Put yourself in Alex Roldan’s shoes for a second. You’re coming off a second professional season in which you’ve played about 200 fewer minutes than you had in your first. You’ve just been informed that the team who drafted you, in the city you’ve now lived your entire adult life and for whom your brother plays no longer requires your services.
Chances are, no MLS team is more likely to believe in your professional potential than the Sounders and the best you can probably hope for somewhere else is a chance to try out. Not only must that be a significant gut punch, but it also probably forces you to rethink your career prospects.
This was the very real situation facing Roldan around this time last year.
Rather than hanging his head, Roldan was apparently determined to give it another shot from the moment he found out his contract wasn’t being renewed. But it wasn’t just self-belief that got him a new contract, it was a willingness to completely re-imagine his game.
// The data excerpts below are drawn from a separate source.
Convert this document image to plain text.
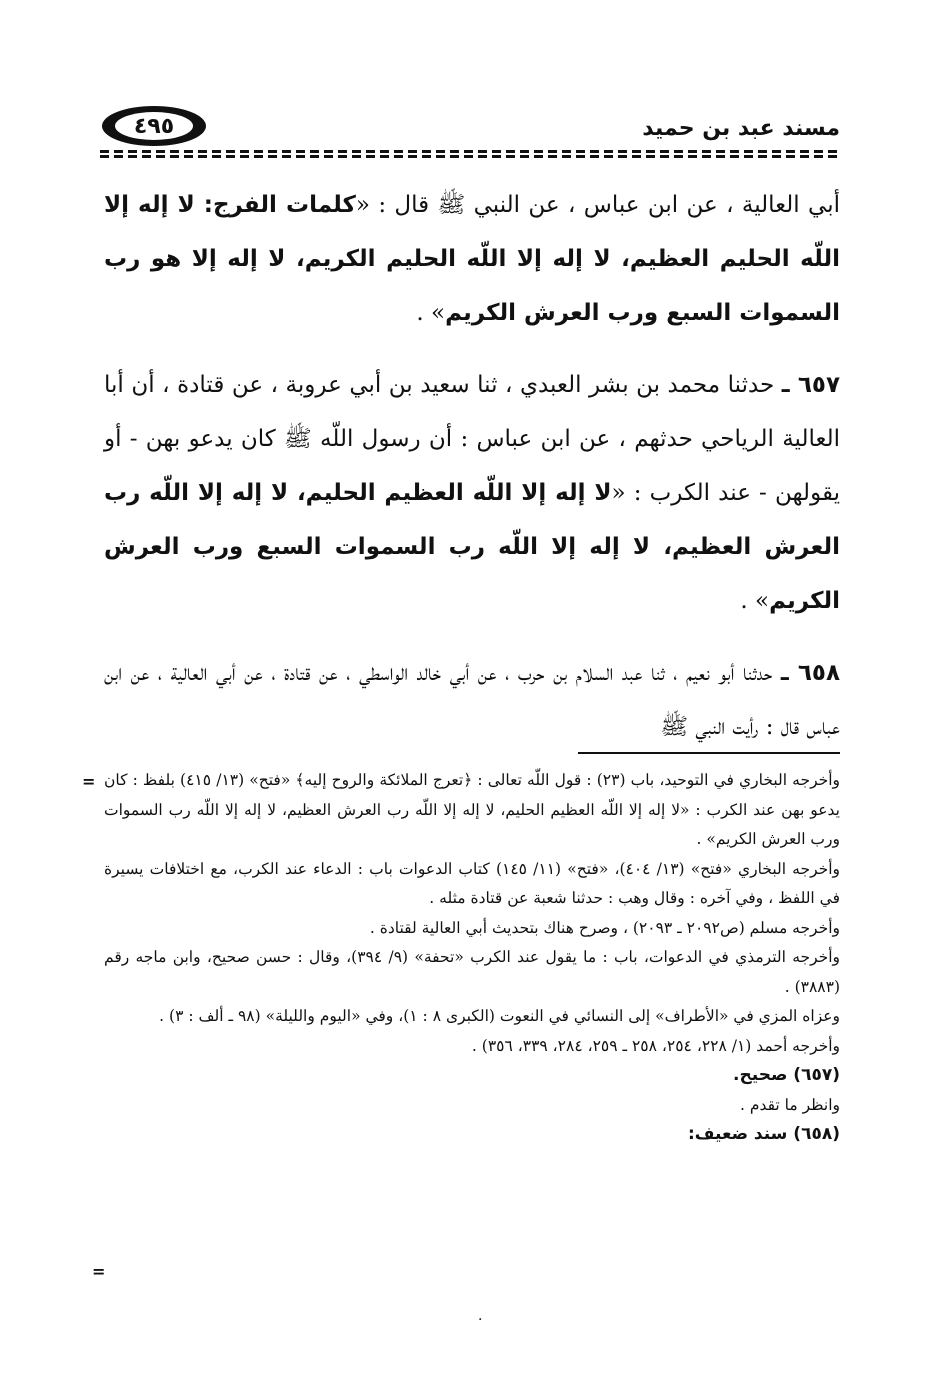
٤٩٥	مسند عبد بن حميد

أبي العالية ، عن ابن عباس ، عن النبي ﷺ قال : «كلمات الفرج: لا إله إلا اللّه الحليم العظيم، لا إله إلا اللّه الحليم الكريم، لا إله إلا هو رب السموات السبع ورب العرش الكريم» .

٦٥٧ ـ حدثنا محمد بن بشر العبدي ، ثنا سعيد بن أبي عروبة ، عن قتادة ، أن أبا العالية الرياحي حدثهم ، عن ابن عباس : أن رسول اللّه ﷺ كان يدعو بهن - أو يقولهن - عند الكرب : «لا إله إلا اللّه العظيم الحليم، لا إله إلا اللّه رب العرش العظيم، لا إله إلا اللّه رب السموات السبع ورب العرش الكريم» .

٦٥٨ ـ حدثنا أبو نعيم ، ثنا عبد السلام بن حرب ، عن أبي خالد الواسطي ، عن قتادة ، عن أبي العالية ، عن ابن عباس قال : رأيت النبي ﷺ

= وأخرجه البخاري في التوحيد، باب (٢٣) : قول اللّه تعالى : ﴿تعرج الملائكة والروح إليه﴾ «فتح» (١٣/ ٤١٥) بلفظ : كان يدعو بهن عند الكرب : «لا إله إلا اللّه العظيم الحليم، لا إله إلا اللّه رب العرش العظيم، لا إله إلا اللّه رب السموات ورب العرش الكريم» .

وأخرجه البخاري «فتح» (١٣/ ٤٠٤)، «فتح» (١١/ ١٤٥) كتاب الدعوات باب : الدعاء عند الكرب، مع اختلافات يسيرة في اللفظ ، وفي آخره : وقال وهب : حدثنا شعبة عن قتادة مثله .

وأخرجه مسلم (ص٢٠٩٢ ـ ٢٠٩٣) ، وصرح هناك بتحديث أبي العالية لقتادة .

وأخرجه الترمذي في الدعوات، باب : ما يقول عند الكرب «تحفة» (٩/ ٣٩٤)، وقال : حسن صحيح، وابن ماجه رقم (٣٨٨٣) .

وعزاه المزي في «الأطراف» إلى النسائي في النعوت (الكبرى ٨ : ١)، وفي «اليوم والليلة» (٩٨ ـ ألف : ٣) .

وأخرجه أحمد (١/ ٢٢٨، ٢٥٤، ٢٥٨ ـ ٢٥٩، ٢٨٤، ٣٣٩، ٣٥٦) .

(٦٥٧) صحيح.

وانظر ما تقدم .

(٦٥٨) سند ضعيف:

=
·
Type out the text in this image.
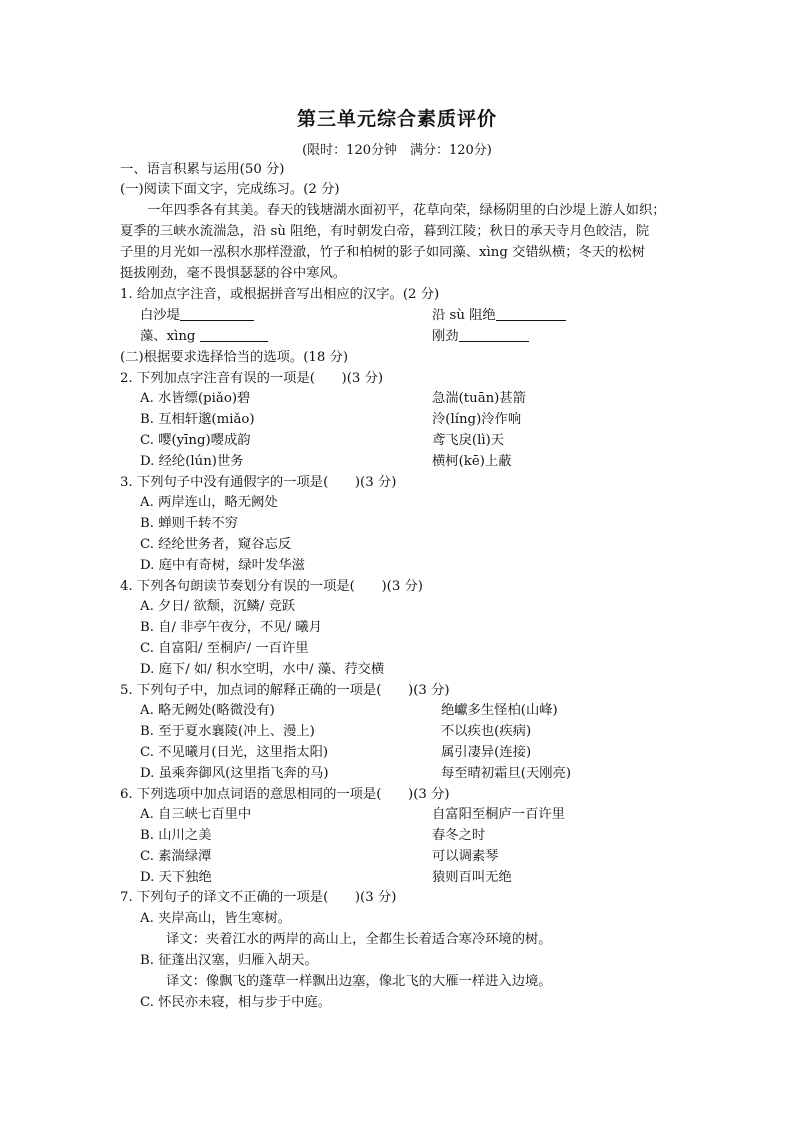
第三单元综合素质评价
(限时：120分钟　满分：120分)
一、语言积累与运用(50 分)
(一)阅读下面文字，完成练习。(2 分)
一年四季各有其美。春天的钱塘湖水面初平，花草向荣，绿杨阴里的白沙堤上游人如织；
夏季的三峡水流湍急，沿 sù 阻绝，有时朝发白帝，暮到江陵；秋日的承天寺月色皎洁，院
子里的月光如一泓积水那样澄澈，竹子和柏树的影子如同藻、xìng 交错纵横；冬天的松树
挺拔刚劲，毫不畏惧瑟瑟的谷中寒风。
1. 给加点字注音，或根据拼音写出相应的汉字。(2 分)
白沙堤	沿 sù 阻绝
藻、xìng	刚劲
(二)根据要求选择恰当的选项。(18 分)
2. 下列加点字注音有误的一项是(　　)(3 分)
A. 水皆缥(piǎo)碧	急湍(tuān)甚箭
B. 互相轩邈(miǎo)	泠(líng)泠作响
C. 嘤(yīng)嘤成韵	鸢飞戾(lì)天
D. 经纶(lún)世务	横柯(kē)上蔽
3. 下列句子中没有通假字的一项是(　　)(3 分)
A. 两岸连山，略无阙处
B. 蝉则千转不穷
C. 经纶世务者，窥谷忘反
D. 庭中有奇树，绿叶发华滋
4. 下列各句朗读节奏划分有误的一项是(　　)(3 分)
A. 夕日/ 欲颓，沉鳞/ 竞跃
B. 自/ 非亭午夜分，不见/ 曦月
C. 自富阳/ 至桐庐/ 一百许里
D. 庭下/ 如/ 积水空明，水中/ 藻、荇交横
5. 下列句子中，加点词的解释正确的一项是(　　)(3 分)
A. 略无阙处(略微没有)	绝巘多生怪柏(山峰)
B. 至于夏水襄陵(冲上、漫上)	不以疾也(疾病)
C. 不见曦月(日光，这里指太阳)	属引凄异(连接)
D. 虽乘奔御风(这里指飞奔的马)	每至晴初霜旦(天刚亮)
6. 下列选项中加点词语的意思相同的一项是(　　)(3 分)
A. 自三峡七百里中	自富阳至桐庐一百许里
B. 山川之美	春冬之时
C. 素湍绿潭	可以调素琴
D. 天下独绝	猿则百叫无绝
7. 下列句子的译文不正确的一项是(　　)(3 分)
A. 夹岸高山，皆生寒树。
译文：夹着江水的两岸的高山上，全都生长着适合寒冷环境的树。
B. 征蓬出汉塞，归雁入胡天。
译文：像飘飞的蓬草一样飘出边塞，像北飞的大雁一样进入边境。
C. 怀民亦未寝，相与步于中庭。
After playing primarily as a central midfielder at Seattle University and mostly as a wide midfielder in his first two professional seasons, Roldan put in the work required to recreate himself as a right back.
The work paid off well enough not just to convince the Sounders to sign him as Kelvin Leerdam’s primary backup, but to earn starts in all four playoff games, including MLS Cup. All that was more than enough for Sounder at Heart readers to name him Breakout Player of the Year, earning 46.3% of the vote and easily beating out João Paulo (32.5%) and Nouhou (20.4%).
It would be fair to argue that both João Paulo and Nouhou had better overall seasons, but both were also largely known commodities. João Paulo basically lived up to his Designated Player contract, while Nouhou emerged as a reliable starter, but Roldan went from literally being cut to starting the four most important matches of the season. Beyond that, the coaches saw enough in him that he could very well enter 2021 preseason as the penciled in starter.
None of that should suggest Roldan’s game is without holes. After a particularly strong performance in the first playoff game, Roldan’s holes were exposed to varying degrees in the next three games. He was sometimes a bit overly aggressive and rarely showed the confidence he had in his better performances.
Still, the most exciting part about Roldan’s emergence is that he’s still got plenty of room to grow. The Sounders went 3-1-3 in his 7 starts, which included four playoff games and three others on the road with rotated lineups. He’s already shown himself to be a solid crosser, good in possession and at least competent defensively. Given another full preseason and more reps with the first team, Roldan could still emerge as a frontline starter.